THETFORD, Vt. (AP) – A woman whose estranged husband allegedly threw lye on her has lost her eyes, nose and ears as a result and is unlikely to survive, her father said.

Carmen Tarleton, a 39-year-old nurse burned in what police say was an attack by her estranged husband, is under sedation – her vital signs strong – at Brigham and Women’s Hospital in Boston, according to Joe Blandin, of Fairlee.

Doctors are having trouble finding enough healthy skin to graft, he said.

“The doctors explained it was very grim,” he said.

Herbert Rodgers, 52, of White River Junction is accused of aggravated assault, burglary and domestic assault. He is being held without bail.
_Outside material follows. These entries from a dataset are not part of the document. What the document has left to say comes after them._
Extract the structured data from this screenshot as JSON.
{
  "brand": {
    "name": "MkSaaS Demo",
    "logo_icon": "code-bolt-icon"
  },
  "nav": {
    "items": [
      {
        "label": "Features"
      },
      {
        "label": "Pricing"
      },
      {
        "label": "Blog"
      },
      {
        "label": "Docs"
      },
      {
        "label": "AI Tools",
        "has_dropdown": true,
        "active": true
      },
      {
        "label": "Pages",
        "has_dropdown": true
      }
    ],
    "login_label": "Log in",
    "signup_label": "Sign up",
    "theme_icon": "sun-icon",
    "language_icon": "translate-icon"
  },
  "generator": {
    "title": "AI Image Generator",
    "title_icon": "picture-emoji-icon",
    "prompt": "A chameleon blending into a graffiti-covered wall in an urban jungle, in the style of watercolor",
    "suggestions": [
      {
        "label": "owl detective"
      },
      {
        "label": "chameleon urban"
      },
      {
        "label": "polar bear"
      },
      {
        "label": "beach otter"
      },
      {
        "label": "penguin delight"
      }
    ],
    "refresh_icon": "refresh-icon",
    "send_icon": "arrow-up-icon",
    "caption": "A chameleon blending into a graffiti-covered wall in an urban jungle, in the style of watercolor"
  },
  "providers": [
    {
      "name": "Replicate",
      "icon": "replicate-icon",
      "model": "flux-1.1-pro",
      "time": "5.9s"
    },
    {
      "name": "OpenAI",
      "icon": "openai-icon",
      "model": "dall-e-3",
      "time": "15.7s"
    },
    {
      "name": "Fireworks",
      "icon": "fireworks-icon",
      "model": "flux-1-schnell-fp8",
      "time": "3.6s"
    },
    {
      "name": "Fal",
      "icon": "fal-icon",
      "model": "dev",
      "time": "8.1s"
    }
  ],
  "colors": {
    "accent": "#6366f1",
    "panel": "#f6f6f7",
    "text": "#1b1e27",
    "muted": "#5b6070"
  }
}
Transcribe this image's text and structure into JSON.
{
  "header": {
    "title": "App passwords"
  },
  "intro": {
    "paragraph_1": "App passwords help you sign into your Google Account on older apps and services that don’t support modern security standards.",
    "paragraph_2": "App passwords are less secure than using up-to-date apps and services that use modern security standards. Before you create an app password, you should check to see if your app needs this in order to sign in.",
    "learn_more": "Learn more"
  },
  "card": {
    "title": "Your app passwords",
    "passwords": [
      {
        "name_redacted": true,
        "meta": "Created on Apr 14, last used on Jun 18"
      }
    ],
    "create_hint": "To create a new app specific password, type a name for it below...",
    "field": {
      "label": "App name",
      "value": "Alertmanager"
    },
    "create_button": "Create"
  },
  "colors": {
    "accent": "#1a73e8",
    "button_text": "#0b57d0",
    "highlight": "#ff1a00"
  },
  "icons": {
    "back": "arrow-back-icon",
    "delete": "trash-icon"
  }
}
The two, who were married for nine years, were in the process of getting a divorce when Rodgers broke into Tarleton’s home Sunday and beat her before dousing her with lye, according to Vermont State Police.

At Dartmouth-Hitchcock Medical Center in Lebanon, N.H., where Tarleton worked, a fund has been set up for friends and colleagues to donate money for her medical bills and the living expenses of her daughters, who are 12 and 14.

The Carmen Tarleton Fund will be augmented by fundraising activities still in the works, according to David Evancich, a hospital spokesman.

“Her colleagues were just shocked, traumatized,” he said. “It’s really a tragic situation.”

Tarleton, who grew up near Lake Fairlee, moved to Lebanon, N.H., after her parents divorced and played softball in high school.

After graduating, she had two children and moved to California in the 1990s, where she worked as a nurse at UCLA Medical Center and met Rodgers, who was then a medical supply salesman.

“He knew how to talk,” Blandin said. “He was very pleasant company, very polite and well-mannered. If I introduced you, you’d like this guy.”

They moved back to Vermont last June.

Tarleton told her father she was going through a divorce earlier this year, but she gave no details and didn’t seem distraught over it, he said.

“I never saw a change in her,” Blandin said.